Mary Meeker of Bond Capital, an investment firm, observes: “There is one final – and vital reason for the resilience of digital-ad spending. Whereas a decade ago it bore little relation to people’s actual media habits, today it is closely aligned with how they while away their time. Those habits’ further evolution will also favour digital ads. Mobile screens have overtaken TV as the biggest grabber of people’s attention”.
So, can radio, which is facing possibly its greatest ever existential crisis, adapt to this Brave New World, or will it die?
Brave New World
Muller asks some interesting questions: Does the radio sector need to be reconfigured? Do we need to go back to square one? The usual response is to fall back on price and offer compelling discounts. When your station is drowning in distressed inventory, that is a viable short-term tactic, albeit the equivalent of the proverbial band-aid over a gaping wound.
Let’s unpack Muller’s observations: Reconfigure the sector? I believe radio will evolve and that the reconfiguration will happen over time. Perhaps a summit conference of radio stations is called for? How about going back to square one? Either way, it’s time for radio to up its game.
Much time, effort and money is spent on research and marketing to attract bigger audiences in the belief that that is all that is required to attract ad spend. As important as that is, it’s only half the job. If you live by the numbers, you’ll die by the numbers. The key is developing strategies to package whatever audience your station has attracted. Don’t count the people you reach. Reach the people who count.
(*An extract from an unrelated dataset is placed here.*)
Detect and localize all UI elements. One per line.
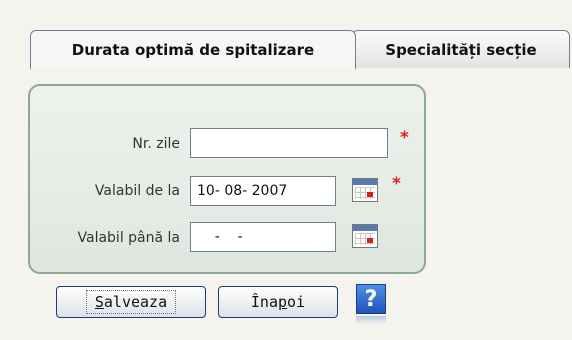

Before we succumb to the doom and gloom of the prognosticators, let’s remind ourselves of some of the positive aspects of radio that make it unique.
Firstly, radio is ubiquitous. For a long time now, radio has been a utility like water, gas and electricity. In fact, people in many parts of the continent have more access to radio than they do to running water and electricity. It’s a companion, an accompaniment to other activities, it tells us what’s happening in our world, alerts us to changes in the weather, traffic conditions, what’s new, what’s trending and what to look out for. The list of attributes, including its intrusiveness, goes on. What would drive-time be without our favourite radio station?
No other platform can claim the same relationship with its consumers that radio can. So we take it for granted and in the process forget how to sell this powerful medium in a way that makes sense to advertisers. We fall back on price, which is really a perception of value. It’s the radio rep’s job to take the focus off price and put it firmly on value and that requires ongoing training and skills transfer.
Those stations that get more than their fair share of adspend are the ones that train their salespeople to become solutions providers and professional radio marketing consultants. The most ludicrous response is: We just can’t afford training right now. Well, it’s a lot less expensive than Business Rescue.
To quote Abraham Lincoln: “If I had eight hours to chop down a tree, I’d spend six sharpening my axe.”
So, get out those axes and get sharpening. It’s later than you think.